As Matewa Media’s projects have increased in number, so has government disinvestment and suppression of te reo. The new coalition government, sworn in a year ago, is the most conservative in a generation. Since the coalition came to power, government ministries have been pressured to stop using te reo names and te reo in government communications, while cutting $30 million in funding for teachers to learn Māori, affecting 2,000 teachers and their students. Sweeping job and funding cuts have taken effect at Whakaata Māori, a government-funded Māori television channel, and an urgent inquiry brought to the Waitangi Tribunal, a commission dealing with Treaty breaches, claimed the government is doing “significant irreversible harm to te reo Māori.”

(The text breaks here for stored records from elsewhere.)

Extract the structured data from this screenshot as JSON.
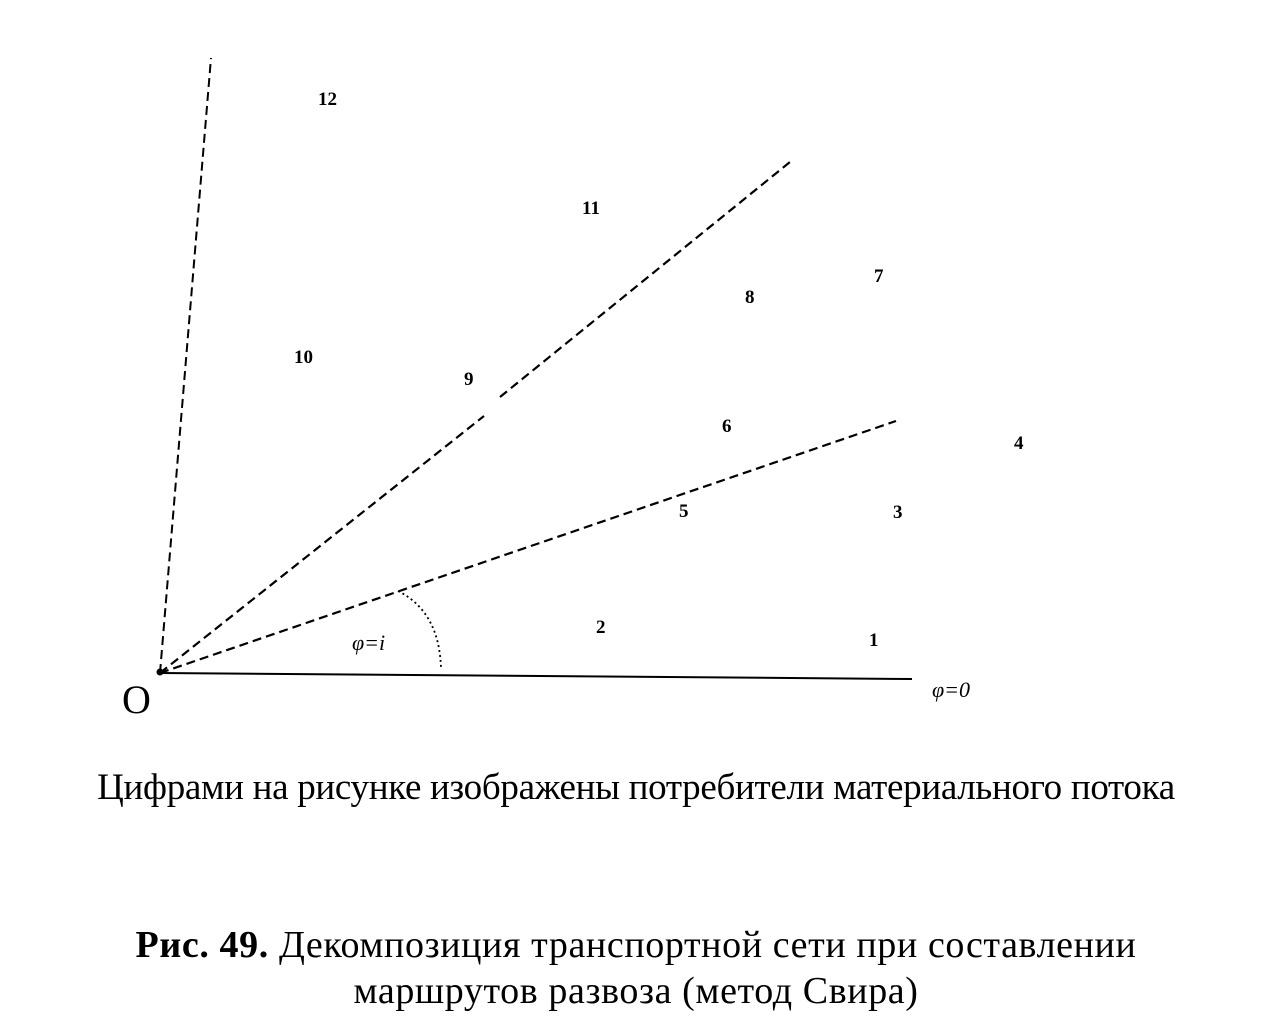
{
  "diagram": {
    "origin_label": "O",
    "angle_labels": {
      "baseline": "φ=0",
      "sector": "φ=i"
    },
    "consumers": [
      "1",
      "2",
      "3",
      "4",
      "5",
      "6",
      "7",
      "8",
      "9",
      "10",
      "11",
      "12"
    ]
  },
  "note": "Цифрами на рисунке изображены потребители материального потока",
  "caption": {
    "prefix": "Рис. 49.",
    "line1": "Декомпозиция транспортной сети при составлении",
    "line2": "маршрутов развоза (метод Свира)"
  }
}
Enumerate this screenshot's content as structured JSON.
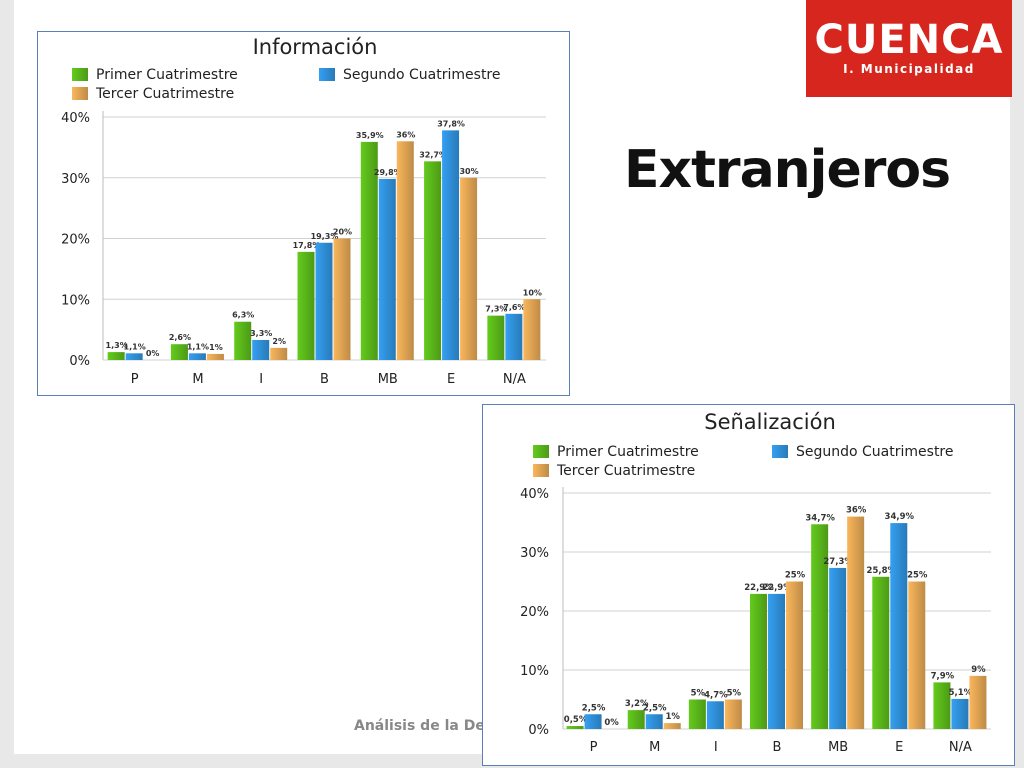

“It’s constant. Weekly attacks; whether it’s Māori language, whether it’s the Tribunal, whether it’s any kaupapa Māori [the Māori way/approach]. It’s a weekly and constant attack,” Labour Party Māori development spokesperson Willie Jackson said to the Parliament press gallery. This escalated even further this past November, with the introduction of the Treaty Principles Bill, a conservative reinterpretation of the 1840 Treaty of Waitangi that opponents say deliberately excluded Māori consultation and could mean the end of the original founding treaty. In a press release, Māori Party co-leader Rawiri Waititi said, “This Government is waging war on our existence as Māori and on the fabric of this nation.”
Cultural victories are not political wins. But that doesn’t mean pop culture doesn’t have power. “It is important to be seen on film, especially for our children, our grandchildren […] normalizing something like this is very important,” said Hinetu Dell, who plays Abuela Alma, on the Encanto Reo Māori red carpet. These rereleases can act as learning tools, inspirations, and thorns in the sides of those who want to clamp down on te reo.
On Māori Language Day 2024, in the capital of Aotearoa, the lights dimmed in the Light House Cuba cinema. Encanto Reo Māori began to play to a small audience of all ages. The film had no subtitles, just te reo and the resonant singing voices of Hinetu Dell, Te Waimarie Ngatai-Callaghan (Mirabel), and Poroaki Merritt-McDonald (Bruno). The dubbing was seamless, from the mouth movements to the flow of musical numbers, the film working as an entirely te reo Māori production. Some children might only know the te reo version. As Awatea Wihongi (who voices Luisa) told Pacific Media Network last year, that makes this generation lucky.